Retrospective: Escape from L.A. (1996)

Jerry Saravia Faust668 at msn.com
Thu Nov 19 18:46:43 EST 2009


ESCAPE FROM L.A. (1996)
Reviewed by Jerry Saravia
RATING: Two stars

I don't see how John Carpenter could've screwed up a sequel to his own
cult classic "Escape From New York." Laconic Snake Plissken is back,
this time searching for the President's First Daughter who has stolen
a black box in the guarded and secular L.A. area. Peter Fonda plays a
surfer, Bruce Campbell is the eerie Surgeon General of Beverly Hills,
reliable Steve Buscemi is known as Maps-to-the-Stars Eddie, and even
Pam Grier plays a transsexual with a deeply manly voice! All the
elements are in place but this movie is more of a redux of "Escape
>From New York" than a legitimate sequel of some variety.
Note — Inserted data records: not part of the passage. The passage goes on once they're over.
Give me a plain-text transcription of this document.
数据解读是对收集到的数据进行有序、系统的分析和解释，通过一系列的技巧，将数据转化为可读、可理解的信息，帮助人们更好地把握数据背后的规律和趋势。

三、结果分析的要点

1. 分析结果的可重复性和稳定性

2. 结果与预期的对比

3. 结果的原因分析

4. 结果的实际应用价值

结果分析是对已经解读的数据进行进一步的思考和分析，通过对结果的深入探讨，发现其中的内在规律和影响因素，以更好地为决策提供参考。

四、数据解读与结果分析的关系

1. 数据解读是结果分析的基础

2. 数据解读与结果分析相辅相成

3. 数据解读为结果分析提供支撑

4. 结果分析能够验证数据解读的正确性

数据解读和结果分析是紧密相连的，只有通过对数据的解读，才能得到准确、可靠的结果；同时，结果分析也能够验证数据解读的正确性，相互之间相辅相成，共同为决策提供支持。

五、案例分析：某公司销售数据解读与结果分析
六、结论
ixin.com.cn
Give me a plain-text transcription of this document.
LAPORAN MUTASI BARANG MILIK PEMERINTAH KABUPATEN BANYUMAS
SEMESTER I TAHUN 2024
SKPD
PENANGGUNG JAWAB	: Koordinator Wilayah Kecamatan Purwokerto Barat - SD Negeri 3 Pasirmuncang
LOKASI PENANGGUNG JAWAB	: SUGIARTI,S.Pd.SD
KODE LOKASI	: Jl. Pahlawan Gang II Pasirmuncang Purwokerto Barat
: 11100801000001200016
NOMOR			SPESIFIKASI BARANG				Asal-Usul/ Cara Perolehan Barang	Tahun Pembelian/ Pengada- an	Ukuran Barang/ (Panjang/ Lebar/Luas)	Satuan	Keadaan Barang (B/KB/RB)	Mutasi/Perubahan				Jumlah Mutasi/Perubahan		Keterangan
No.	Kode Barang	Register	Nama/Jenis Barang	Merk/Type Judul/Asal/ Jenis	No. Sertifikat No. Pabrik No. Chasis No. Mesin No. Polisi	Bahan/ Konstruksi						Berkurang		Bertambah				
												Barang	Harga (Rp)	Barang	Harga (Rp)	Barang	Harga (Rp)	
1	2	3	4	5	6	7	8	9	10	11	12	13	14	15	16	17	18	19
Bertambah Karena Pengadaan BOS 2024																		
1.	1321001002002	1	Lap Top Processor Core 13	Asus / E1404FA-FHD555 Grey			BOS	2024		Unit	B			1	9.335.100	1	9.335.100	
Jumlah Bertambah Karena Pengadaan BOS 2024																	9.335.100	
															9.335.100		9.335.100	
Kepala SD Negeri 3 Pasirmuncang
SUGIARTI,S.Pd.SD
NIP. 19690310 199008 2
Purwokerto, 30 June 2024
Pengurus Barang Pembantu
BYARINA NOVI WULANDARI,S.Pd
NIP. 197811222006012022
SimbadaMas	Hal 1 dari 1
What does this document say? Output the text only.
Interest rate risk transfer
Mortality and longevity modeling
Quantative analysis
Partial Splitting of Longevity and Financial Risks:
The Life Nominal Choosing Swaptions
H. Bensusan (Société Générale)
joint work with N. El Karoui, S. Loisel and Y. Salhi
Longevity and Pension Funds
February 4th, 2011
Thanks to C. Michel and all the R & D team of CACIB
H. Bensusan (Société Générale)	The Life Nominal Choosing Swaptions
For one, Kurt Russell's Snake Plissken is so laconic and overdoes the
Clint Eastwood impression to such an extent that he becomes a vile
cartoonish variation of the original Snake. There is no room for
character development so it is more of the same with no inner
dimensions at work for the character. I had little sympathy for this
grueling joke of an antihero so I cared less if he lived or died.

The plot hinges on Snake doing the bidding of the government, in this
case, the President of the U.S. for life (a bored Cliff Robertson) and
his tough henchman (Stacy Keach). They once again inject Snake with a
timed explosive charge, so he has a limited amount of time to find the
First Daughter and retrieve the black box that contains codes to
global satellites. This is the same set-up as in the original, only in
the original it was to rescue the President of the U.S. (played at
that time by Donald Pleasance). Somehow, this turgid, endless sequel
is more colorful than bleak and contains action scenes that lead
nowhere, including Snake using a surfboard on tsunami-like waves.

There are some pluses. I like Snake's inspired stand-off with some
villainous minions that seems like a cruel joke on Westerns. I also
like the depiction of a Los Angeles that is separated from the rest of
the U.S. The choice of offering potential L.A. citizens death by
electrocution or a life of misery among society's undesirables where
you can't eat red meat is fascinating satire, almost on the level of
Milton. And the ending, to be fair, is a little more bleak than the
original. Also worth a mention is the short-shrift appearance of
Valeria Golino, which almost brought my hopes up that this movie would
rock with pizazz and sensation.

But the movie seems limp and uninspired overall, afraid to pursue the
subtext of a city that wants to cleanse its citizens when, in fact,
the city looks like it is under martial law (decrying authority and
the elimination of rational thought are very much themes of
Carpenter's ouevre). And with little insight into its characters
including Snake Plissken, we are left with a movie that jettisons
humans for automatons. I recommend escaping to a different movie.